LEARNING MODEL FOR PRE-SERVICE TEACHERS
|Project Title||An Exploration of a Professional Learning Model for Pre-Service Teachers of Science, Based on Reflective Practice|
|Project Team||Dr John Kenny (SiMERR Tasmania)|
|Period||2007 – 2008|
|Organisational Base||SiMERR Tasmania|
Findings from research on science teaching in primary schools show that “many primary school teachers lack confidence in teaching science.” If this is so, then it is likely that opportunities for pre-service teachers to see good science teaching modelled in classrooms, let alone have an opportunity teach science themselves during their training, will be limited.
In view of the identified lack of confidence of many practising teachers, this raises the potential for mutual learning partnerships to be established, based around teaching science, between the colleague teacher and the preservice teacher. The approach at the centre of this study established a reflective process as the central aspect of learning for the preservice teachers.
Twenty-five final year preservice primary teachers planned and delivered a lesson sequence of a minimum of six lessons. They were placed in 10 different primary schools across northern Tasmania, some quite remote from Launceston.
Data was collected from the pre-service teachers about how successful they thought the program was. This was followed up six months later after the teaching stage by asking the 10 schools to provide feedback about whether there were any long term effects of the science teaching program. Emails and face-to-face interviews were conducted with the principals and the teachers who volunteered to participate.
10 schools, 25 teachers, Department of Education, 25 pre-service teachers, UTAS
From the perspective of the pre-service primary teachers, the project was a resounding success. Most reported a growth in their confidence and willingness to teach science in their classes. A number appreciated the opportunity afforded by the program to actually teach science, an experience that the vast majority of the students had not had in their normal teaching practicum due to a range of pressures in schools and the lack of confidence of most primary teachers with science.
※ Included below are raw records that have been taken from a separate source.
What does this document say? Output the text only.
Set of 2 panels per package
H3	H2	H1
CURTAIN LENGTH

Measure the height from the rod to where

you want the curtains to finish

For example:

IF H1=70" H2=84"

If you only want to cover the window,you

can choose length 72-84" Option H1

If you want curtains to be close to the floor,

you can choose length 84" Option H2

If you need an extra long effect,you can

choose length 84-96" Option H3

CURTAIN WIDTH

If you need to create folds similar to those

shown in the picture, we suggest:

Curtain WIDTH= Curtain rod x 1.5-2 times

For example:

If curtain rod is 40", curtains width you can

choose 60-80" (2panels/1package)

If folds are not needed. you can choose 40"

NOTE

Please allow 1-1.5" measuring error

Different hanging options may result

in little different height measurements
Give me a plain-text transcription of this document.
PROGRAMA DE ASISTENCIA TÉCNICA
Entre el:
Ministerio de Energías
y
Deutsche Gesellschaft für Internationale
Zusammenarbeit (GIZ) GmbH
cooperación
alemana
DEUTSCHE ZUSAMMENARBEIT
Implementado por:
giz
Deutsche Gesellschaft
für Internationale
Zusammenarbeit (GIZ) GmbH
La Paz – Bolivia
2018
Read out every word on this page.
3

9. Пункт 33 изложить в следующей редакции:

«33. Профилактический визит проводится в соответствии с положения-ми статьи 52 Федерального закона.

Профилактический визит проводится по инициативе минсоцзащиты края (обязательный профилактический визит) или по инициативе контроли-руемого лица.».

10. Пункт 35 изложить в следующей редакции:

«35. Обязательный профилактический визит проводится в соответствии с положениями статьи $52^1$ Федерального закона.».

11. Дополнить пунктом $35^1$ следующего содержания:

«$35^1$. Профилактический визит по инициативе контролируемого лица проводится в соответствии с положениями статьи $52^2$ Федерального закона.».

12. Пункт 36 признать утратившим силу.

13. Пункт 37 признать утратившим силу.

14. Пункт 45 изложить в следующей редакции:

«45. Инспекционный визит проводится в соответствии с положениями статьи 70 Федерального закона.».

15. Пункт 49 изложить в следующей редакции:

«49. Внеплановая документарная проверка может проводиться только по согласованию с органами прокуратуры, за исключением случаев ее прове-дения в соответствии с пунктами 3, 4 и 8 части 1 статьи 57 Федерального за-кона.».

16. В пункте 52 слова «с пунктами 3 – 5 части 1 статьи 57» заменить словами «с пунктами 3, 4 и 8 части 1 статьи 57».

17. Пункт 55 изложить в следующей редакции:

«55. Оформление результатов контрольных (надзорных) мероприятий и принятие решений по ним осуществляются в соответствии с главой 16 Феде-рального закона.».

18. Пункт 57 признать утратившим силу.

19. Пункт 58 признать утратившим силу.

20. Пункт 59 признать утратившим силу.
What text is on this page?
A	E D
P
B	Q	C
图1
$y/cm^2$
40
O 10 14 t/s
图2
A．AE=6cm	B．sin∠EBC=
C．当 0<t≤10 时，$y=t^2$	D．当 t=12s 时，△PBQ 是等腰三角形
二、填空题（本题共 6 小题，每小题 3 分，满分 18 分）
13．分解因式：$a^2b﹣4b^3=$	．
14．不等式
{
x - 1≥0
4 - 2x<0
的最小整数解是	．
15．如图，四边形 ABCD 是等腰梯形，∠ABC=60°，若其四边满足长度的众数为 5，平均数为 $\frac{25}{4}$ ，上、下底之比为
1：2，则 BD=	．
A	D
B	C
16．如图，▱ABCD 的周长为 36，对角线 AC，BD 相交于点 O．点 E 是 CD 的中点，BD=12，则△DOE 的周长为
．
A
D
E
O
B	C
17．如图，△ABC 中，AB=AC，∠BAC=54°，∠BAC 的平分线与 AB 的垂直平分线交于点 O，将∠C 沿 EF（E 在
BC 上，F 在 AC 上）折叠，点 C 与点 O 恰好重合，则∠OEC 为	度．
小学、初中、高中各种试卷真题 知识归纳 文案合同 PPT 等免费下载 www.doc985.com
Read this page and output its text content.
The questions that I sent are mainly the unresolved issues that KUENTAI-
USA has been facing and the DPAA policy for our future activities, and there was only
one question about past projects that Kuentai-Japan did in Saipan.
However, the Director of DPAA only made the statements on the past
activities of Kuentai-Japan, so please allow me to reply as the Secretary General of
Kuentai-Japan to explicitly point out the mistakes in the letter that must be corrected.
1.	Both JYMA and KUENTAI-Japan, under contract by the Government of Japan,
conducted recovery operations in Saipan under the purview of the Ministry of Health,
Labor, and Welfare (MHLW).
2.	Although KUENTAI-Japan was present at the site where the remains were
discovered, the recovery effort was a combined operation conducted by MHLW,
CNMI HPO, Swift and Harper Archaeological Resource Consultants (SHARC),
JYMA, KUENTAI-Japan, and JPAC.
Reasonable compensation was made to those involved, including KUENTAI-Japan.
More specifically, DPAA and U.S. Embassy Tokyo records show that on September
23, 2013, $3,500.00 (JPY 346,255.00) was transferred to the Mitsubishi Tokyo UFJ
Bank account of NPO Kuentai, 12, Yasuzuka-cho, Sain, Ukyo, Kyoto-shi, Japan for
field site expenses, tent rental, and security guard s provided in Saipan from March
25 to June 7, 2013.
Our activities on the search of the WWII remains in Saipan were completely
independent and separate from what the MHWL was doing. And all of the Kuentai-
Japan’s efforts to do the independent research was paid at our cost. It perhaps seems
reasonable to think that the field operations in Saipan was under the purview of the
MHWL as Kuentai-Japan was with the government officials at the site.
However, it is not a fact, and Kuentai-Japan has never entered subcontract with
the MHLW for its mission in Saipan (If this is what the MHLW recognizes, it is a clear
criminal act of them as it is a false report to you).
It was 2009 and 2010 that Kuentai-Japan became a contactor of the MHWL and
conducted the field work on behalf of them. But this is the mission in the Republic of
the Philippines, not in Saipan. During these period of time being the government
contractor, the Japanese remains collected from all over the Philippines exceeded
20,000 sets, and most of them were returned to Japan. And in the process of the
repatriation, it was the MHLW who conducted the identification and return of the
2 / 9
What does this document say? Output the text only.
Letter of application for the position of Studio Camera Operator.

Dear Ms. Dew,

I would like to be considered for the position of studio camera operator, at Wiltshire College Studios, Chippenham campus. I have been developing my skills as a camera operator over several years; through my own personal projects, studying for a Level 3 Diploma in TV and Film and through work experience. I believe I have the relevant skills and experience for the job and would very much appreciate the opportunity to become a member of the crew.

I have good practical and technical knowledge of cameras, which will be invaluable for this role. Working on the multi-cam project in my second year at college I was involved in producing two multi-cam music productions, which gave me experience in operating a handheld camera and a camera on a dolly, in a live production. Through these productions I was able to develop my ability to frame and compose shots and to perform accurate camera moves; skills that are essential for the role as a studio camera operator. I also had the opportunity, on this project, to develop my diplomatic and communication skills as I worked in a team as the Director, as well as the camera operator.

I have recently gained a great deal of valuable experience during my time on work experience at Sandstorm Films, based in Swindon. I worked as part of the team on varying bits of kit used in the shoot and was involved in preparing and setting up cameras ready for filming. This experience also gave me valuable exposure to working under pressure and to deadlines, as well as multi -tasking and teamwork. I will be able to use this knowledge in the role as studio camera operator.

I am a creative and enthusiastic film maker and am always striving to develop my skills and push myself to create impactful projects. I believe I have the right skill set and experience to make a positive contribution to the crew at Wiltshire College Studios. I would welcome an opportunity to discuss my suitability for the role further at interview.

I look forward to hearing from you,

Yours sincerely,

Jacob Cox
Results from the schools indicate that if a functional partnership approach is established by pre-service teachers and their colleagues, there is a potential for the growth in confidence of both the pre-service and in-service teacher. There is the potential for the approach used to result in a “win-win-win” for the school, the pre-service teacher and the colleague teacher.
- Kenny, J. (2007, July). Preparing primary teachers to teach science: A reflective practice based approach. Paper presented at the annual conference of the Australasian Science Education Research Association, Fremantle, WA.
- Kenny J. (2008, July). Pre-service teachers and In-service teacher working together to teach primary science. Paper presented at the annual conference of the Australasian Science Education Research Association, Brisbane, Queensland.
This project has resulted in a changed approach to the Faculty of Education’s primary science program for pre-service teachers based on reflective practice and teacher partnerships. Negotiations are being made with the Department of Education for more formal arrangements to facilitate the partnership model between in-service and pre-service teachers. Further research is continuing in developing the reflective practice model.